Scott Bartle is standing as prospective parliamentary candidate for the Green Party in Brent North. Cristiana Ferrauti meets him.
By Cristiana Ferrauti @Cristiana16492
“I have never been involved with a political party before,” says Scott Bartle, 31, parliamentary candidate for the Green Party in Brent North. “I couldn’t even stand those fancy rosettes politicians wore. And now I got rid of my gym membership, because walking from place to place for meeting people is enough training.” )
Speaking with politicians and learning about things face-to-face – and not by secondary means – are among others practices he has added to his daily routine.
So why did Bartle choose to stand?
“Sometimes you have just to go for yourself and try to encourage people to stand for what they care. Half of the young audience voted in 2010 general election. The majority of them do not trust politicians. The result is a never-ending circle: the more people don’t take part, the more things will not change.”
The Green Party has pledged to defend Human Rights and are committed to improved funding for public health and education.

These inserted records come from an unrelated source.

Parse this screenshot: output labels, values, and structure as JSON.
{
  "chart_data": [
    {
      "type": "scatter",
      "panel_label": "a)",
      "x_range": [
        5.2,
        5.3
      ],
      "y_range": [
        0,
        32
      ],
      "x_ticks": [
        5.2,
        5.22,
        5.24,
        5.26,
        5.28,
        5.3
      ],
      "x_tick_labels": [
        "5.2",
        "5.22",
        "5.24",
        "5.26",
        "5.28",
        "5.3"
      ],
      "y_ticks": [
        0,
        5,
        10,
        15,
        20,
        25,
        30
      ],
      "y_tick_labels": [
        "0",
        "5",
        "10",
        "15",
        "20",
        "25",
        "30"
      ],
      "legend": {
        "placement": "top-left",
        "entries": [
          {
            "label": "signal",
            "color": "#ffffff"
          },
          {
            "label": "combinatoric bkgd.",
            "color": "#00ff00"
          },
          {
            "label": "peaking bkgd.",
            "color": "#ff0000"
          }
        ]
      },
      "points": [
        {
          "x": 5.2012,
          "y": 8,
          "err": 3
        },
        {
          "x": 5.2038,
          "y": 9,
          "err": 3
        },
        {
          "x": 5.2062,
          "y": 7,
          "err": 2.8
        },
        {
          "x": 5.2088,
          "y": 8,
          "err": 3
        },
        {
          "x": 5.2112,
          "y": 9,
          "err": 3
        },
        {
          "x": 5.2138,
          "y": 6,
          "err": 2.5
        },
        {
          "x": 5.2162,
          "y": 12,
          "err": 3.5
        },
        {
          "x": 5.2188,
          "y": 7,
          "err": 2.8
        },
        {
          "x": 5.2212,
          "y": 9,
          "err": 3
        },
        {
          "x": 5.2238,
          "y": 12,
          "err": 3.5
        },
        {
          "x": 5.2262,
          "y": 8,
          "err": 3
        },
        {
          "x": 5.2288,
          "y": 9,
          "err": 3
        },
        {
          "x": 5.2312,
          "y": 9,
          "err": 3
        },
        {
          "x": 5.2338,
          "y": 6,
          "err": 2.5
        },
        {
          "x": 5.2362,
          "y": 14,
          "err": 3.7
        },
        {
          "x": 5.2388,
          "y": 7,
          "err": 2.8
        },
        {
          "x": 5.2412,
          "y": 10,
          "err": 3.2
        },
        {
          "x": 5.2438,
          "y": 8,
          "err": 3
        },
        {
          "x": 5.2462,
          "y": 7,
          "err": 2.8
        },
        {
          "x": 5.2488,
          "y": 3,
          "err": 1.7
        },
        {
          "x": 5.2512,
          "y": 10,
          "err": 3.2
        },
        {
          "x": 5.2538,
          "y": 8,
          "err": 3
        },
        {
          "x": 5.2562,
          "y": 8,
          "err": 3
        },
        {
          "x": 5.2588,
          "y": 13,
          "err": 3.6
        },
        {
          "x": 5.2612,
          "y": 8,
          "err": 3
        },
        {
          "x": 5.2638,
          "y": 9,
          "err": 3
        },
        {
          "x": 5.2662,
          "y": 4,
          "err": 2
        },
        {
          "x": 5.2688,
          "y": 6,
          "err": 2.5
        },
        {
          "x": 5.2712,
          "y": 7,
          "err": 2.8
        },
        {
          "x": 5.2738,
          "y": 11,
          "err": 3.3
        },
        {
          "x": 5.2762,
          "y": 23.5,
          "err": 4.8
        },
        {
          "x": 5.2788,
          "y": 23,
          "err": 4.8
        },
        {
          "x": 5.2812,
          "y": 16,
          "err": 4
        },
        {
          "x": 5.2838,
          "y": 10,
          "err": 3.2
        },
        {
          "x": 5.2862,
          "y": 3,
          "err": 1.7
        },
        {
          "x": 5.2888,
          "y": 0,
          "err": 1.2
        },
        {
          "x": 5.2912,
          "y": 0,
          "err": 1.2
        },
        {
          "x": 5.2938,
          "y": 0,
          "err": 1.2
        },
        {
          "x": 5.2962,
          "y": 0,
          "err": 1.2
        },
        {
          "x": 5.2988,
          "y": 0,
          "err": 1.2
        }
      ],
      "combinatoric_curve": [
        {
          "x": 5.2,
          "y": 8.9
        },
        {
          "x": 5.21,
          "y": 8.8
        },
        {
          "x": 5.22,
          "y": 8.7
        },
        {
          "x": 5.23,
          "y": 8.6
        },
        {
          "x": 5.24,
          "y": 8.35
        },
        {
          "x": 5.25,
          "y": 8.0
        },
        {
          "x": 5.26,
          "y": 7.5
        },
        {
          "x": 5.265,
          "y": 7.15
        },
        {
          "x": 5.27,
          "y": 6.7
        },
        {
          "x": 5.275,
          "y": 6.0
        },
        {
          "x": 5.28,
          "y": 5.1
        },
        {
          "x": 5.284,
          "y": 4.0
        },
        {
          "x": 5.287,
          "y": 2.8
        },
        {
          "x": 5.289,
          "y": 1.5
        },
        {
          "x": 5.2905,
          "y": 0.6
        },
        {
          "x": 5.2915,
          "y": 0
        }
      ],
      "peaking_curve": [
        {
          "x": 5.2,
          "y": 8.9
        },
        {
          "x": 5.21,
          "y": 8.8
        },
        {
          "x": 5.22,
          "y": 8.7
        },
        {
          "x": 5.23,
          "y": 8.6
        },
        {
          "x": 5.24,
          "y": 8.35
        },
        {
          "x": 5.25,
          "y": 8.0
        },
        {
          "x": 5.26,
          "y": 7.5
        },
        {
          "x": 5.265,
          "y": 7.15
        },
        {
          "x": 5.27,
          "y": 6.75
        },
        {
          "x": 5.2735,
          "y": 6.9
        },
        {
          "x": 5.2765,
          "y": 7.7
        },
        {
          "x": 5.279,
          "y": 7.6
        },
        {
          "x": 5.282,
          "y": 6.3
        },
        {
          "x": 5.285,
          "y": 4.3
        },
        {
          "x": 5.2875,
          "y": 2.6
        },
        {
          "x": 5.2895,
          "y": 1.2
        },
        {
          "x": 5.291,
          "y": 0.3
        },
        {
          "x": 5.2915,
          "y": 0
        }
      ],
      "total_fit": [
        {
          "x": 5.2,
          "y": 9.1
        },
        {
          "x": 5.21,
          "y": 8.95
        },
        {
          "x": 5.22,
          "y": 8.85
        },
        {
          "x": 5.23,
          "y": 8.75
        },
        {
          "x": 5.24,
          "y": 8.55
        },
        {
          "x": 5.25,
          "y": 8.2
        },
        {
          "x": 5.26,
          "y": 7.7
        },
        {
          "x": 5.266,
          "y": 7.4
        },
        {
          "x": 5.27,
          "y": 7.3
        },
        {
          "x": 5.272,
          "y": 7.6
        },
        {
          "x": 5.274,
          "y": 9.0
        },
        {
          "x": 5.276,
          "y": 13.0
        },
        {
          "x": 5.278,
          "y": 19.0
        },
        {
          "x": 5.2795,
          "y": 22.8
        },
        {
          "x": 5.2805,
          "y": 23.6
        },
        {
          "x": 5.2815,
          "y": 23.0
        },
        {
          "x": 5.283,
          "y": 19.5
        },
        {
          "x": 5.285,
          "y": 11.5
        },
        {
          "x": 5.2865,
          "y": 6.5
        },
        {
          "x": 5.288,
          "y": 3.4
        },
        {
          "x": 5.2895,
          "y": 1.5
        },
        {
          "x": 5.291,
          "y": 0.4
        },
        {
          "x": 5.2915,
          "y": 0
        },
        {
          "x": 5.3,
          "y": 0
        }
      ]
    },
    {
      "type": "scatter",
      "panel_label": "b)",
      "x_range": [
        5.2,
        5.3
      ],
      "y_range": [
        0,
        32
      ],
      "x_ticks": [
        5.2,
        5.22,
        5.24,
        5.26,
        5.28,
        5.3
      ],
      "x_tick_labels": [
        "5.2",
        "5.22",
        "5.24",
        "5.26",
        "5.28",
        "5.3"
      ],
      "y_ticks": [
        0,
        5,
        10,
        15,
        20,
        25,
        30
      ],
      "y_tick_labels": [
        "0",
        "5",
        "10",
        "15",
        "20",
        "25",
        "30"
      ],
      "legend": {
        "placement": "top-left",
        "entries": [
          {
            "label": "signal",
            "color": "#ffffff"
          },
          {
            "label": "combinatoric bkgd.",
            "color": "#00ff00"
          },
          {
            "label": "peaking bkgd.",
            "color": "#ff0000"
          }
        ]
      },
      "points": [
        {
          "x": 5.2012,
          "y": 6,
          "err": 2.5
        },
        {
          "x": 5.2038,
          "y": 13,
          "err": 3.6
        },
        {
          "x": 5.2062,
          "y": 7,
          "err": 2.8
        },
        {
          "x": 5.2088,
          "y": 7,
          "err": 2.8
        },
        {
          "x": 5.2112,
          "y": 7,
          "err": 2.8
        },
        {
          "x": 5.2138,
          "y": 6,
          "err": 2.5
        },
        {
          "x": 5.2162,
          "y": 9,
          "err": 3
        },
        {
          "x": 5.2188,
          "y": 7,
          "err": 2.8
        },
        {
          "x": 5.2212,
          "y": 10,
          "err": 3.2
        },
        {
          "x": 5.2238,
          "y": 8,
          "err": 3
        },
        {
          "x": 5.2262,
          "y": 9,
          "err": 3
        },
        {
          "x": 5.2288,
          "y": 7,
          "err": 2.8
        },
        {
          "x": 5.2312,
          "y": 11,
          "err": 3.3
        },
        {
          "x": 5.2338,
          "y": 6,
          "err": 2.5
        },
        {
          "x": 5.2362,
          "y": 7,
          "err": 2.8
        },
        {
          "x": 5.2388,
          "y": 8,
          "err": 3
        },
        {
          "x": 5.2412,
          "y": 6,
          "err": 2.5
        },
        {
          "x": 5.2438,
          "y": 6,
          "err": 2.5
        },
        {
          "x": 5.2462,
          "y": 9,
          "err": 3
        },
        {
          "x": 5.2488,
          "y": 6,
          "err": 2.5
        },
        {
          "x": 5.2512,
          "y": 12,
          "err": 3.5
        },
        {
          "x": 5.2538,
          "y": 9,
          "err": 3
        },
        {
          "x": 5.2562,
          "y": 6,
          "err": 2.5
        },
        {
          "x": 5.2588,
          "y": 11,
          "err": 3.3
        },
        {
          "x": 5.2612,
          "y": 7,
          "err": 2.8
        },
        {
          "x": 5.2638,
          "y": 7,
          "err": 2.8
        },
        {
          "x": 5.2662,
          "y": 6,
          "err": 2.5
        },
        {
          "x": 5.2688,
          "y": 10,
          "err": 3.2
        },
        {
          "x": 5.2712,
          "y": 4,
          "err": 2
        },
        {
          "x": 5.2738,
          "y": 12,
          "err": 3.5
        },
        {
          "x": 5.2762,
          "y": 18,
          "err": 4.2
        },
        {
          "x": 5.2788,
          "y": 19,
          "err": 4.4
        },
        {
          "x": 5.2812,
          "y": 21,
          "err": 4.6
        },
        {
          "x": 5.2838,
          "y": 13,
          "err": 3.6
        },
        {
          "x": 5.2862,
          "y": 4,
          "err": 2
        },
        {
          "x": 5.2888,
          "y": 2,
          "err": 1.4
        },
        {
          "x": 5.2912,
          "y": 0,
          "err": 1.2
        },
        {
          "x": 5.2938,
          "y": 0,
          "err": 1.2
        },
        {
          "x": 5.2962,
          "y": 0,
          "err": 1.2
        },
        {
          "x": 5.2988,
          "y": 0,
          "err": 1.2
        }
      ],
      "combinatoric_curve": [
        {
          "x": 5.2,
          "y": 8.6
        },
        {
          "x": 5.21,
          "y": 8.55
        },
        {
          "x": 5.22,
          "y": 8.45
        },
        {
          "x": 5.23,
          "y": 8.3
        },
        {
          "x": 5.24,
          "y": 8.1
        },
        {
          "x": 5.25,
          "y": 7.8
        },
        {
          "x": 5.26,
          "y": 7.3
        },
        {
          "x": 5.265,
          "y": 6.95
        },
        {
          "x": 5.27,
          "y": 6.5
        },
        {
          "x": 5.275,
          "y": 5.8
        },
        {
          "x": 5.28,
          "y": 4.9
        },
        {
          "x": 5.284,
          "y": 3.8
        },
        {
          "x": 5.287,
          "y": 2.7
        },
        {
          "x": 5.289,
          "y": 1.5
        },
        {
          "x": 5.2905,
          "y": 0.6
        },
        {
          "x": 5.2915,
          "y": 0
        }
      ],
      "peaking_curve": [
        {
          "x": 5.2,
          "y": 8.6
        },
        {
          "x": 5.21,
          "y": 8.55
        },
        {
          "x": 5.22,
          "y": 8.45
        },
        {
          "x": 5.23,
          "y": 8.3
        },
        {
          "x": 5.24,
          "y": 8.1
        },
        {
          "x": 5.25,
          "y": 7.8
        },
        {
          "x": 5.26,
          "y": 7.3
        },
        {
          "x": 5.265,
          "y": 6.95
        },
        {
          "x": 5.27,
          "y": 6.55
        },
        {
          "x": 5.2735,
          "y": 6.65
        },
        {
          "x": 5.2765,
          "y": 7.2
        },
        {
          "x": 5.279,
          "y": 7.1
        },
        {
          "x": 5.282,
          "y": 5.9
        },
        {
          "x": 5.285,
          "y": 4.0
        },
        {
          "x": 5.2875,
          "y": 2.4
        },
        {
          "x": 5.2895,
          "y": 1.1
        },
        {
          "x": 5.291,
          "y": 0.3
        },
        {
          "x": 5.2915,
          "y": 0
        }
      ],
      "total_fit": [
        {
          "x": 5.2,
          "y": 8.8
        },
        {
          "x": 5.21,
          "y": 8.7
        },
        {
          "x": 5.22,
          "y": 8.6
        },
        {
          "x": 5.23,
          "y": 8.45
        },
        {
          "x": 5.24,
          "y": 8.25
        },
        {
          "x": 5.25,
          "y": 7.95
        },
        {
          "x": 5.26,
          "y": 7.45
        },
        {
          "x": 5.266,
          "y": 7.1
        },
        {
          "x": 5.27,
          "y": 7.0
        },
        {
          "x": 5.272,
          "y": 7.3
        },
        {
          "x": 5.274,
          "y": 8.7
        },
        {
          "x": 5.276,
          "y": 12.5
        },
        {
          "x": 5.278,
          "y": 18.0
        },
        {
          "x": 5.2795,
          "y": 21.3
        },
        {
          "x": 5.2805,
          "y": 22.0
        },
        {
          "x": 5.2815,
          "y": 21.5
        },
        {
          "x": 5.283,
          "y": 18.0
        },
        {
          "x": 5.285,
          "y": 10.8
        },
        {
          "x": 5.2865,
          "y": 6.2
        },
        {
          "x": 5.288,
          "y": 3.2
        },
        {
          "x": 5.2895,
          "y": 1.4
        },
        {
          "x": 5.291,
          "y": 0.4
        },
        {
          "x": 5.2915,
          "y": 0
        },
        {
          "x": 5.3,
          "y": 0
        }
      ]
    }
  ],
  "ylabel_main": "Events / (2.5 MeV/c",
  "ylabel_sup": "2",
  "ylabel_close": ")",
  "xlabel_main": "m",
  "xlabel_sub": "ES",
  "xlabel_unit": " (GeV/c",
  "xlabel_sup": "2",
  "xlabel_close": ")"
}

Outside politics, Scott Bartle works with people with learning disabilities in the NHS. “You see how difficult society makes them to achieve everyday life: getting a job, even having a relationship.” He called it a “general day-by-day discrimination.”
When Bartle was 15 his best friend was diagnosed with schizophrenia. What Bartle saw when visiting him in hospital encouraged him to stand against the inequality and bad treatment that he saw there. “I kept that in my mind,” he says. As a result of his friend’s poor treatment, Bartle went on to take a degree in Psychology and Human Rights, followed by a Masters in Intellectual Disabilities and Development Disorders to learn more.
In the 2014 local election, he gained eight per cent – one of the highest results for an individual Green Party candidate in the constituency – running for Mapesbury Ward Brent, where he lives.
— Lorraine King (@lorrainemking) 25 Maggio 2014
With a green manifesto, which includes environment actions and more public spending for health, membership in the Green Party England and Wales has passed 50,000. By this way, it becomes the fourth major political party in the country, while the countdown for May General Elections starts.
The main change they want to carry on is to re-establish a “real democracy”.
The Green Party does not receive money from anywhere, but just relies on its memberships.
He refers to Greens as “the party of hope.” The general elections, he said, are important, but change is brought on a day-to-day basis.